New York just became the first state to fold an entire “Buy-Now-Pay-Later Act” into its FY 2026 budget, requiring providers to obtain a lending license, cap finance charges at 16 percent, and meet credit-card-style disclosure and dispute-resolution rules.

Industry groups are pushing back, arguing the framework treats zero-interest installment plans as if they were revolving credit.  Which could potentially choke off credit access for thin-file consumers and piling more compliance costs onto already slim margins.
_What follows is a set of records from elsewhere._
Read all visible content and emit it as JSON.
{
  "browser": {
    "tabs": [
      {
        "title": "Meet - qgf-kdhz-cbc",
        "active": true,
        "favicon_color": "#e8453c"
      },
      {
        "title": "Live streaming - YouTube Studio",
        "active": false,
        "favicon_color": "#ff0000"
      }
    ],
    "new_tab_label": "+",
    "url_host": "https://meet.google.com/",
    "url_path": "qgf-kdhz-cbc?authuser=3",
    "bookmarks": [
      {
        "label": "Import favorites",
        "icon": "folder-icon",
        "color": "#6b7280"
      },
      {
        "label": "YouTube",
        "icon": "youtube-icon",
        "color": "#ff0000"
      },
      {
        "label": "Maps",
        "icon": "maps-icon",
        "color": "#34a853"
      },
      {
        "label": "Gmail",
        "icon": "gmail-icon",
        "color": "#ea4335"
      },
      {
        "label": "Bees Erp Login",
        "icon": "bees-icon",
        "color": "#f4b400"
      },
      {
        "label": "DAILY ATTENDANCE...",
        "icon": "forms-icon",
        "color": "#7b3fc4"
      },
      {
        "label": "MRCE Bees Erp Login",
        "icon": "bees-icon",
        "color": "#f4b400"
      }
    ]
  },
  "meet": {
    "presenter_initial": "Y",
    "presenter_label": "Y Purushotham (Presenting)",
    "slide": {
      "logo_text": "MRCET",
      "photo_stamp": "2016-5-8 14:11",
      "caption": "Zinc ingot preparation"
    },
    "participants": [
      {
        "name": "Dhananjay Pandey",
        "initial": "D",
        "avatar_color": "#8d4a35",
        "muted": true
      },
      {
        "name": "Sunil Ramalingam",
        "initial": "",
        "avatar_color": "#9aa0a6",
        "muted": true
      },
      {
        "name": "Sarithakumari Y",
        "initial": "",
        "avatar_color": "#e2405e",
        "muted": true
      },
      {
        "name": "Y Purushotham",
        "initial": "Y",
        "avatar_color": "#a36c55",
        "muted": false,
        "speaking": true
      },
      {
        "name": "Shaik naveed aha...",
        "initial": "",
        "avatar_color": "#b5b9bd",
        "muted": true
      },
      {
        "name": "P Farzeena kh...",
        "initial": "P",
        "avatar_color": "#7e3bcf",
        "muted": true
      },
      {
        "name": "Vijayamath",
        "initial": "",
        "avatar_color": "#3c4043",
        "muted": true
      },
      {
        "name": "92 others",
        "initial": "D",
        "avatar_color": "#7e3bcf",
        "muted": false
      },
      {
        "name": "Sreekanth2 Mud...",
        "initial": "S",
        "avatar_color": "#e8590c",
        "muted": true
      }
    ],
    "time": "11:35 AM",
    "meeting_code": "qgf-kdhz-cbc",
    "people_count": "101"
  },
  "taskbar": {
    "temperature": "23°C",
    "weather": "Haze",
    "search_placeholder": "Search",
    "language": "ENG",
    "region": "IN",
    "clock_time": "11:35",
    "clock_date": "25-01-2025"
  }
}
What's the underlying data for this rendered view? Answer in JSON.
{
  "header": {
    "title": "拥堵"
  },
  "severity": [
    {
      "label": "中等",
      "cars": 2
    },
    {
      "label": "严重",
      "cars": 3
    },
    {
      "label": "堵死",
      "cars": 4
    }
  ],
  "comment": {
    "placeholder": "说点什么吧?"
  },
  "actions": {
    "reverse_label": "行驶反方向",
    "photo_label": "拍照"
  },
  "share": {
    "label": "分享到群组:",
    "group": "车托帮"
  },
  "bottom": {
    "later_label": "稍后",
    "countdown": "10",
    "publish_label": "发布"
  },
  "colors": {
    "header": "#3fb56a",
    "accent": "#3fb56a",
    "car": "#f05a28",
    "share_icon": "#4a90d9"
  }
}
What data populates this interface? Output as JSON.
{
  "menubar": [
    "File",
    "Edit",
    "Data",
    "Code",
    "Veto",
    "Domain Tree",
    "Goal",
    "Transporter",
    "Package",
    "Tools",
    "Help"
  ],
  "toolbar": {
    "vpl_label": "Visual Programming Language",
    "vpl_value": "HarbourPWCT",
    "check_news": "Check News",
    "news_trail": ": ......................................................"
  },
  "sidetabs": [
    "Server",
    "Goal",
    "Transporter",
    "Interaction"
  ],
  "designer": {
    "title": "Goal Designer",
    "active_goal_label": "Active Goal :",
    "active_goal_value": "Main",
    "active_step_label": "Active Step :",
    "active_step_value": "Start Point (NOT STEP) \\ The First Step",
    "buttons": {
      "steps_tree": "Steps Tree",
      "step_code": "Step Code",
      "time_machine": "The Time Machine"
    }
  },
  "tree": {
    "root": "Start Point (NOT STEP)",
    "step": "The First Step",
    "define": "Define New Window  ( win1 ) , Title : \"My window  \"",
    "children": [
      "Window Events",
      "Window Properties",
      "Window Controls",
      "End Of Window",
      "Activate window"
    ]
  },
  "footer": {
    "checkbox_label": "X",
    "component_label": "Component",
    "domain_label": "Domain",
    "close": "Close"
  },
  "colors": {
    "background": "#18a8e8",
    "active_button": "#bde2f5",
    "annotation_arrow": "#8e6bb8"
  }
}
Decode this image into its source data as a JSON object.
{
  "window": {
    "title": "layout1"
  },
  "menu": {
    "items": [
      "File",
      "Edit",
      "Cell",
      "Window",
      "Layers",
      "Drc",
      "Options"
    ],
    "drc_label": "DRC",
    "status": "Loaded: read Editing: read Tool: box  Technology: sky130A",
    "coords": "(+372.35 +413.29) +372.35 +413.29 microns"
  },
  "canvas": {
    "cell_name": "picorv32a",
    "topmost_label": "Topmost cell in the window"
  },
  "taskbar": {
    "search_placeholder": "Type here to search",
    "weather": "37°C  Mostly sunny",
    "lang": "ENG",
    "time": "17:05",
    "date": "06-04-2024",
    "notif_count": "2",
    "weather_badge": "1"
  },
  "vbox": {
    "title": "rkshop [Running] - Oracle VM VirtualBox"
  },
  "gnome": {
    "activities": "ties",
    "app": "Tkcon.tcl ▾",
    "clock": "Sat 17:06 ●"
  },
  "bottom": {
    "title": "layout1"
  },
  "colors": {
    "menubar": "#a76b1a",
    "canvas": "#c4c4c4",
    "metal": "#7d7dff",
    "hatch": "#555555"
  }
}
But New York is unlikely to be alone for long: bills in California and Illinois are gathering bipartisan support, and Massachusetts’ consumer-finance bureau has hinted that “copy-and-paste” legislation is on its 2026 agenda.

These are some things to think about if you are in the BNPL game:

If each state sets its own caps, late fee limits and data-privacy mandates, national BNPL players face a complex regulatory quilt.  Not that there is anything wrong with quilting.  It is something that takes time and effort.

A hard interest ceiling forces providers to rethink merchant discount rates or up-sell ancillary services to preserve unit economics.

New licensing rules will require much more detailed reports, so it’s smart to tighten your record-keeping and the way you set aside funds for potential losses now.

Map your customer footprint against pending bills and run “what-if” pricing scenarios under multiple cap structures. Firms that build compliance playbooks early and articulate the consumer benefit in plain language (something I am completely in favor with) will be the ones still scaling.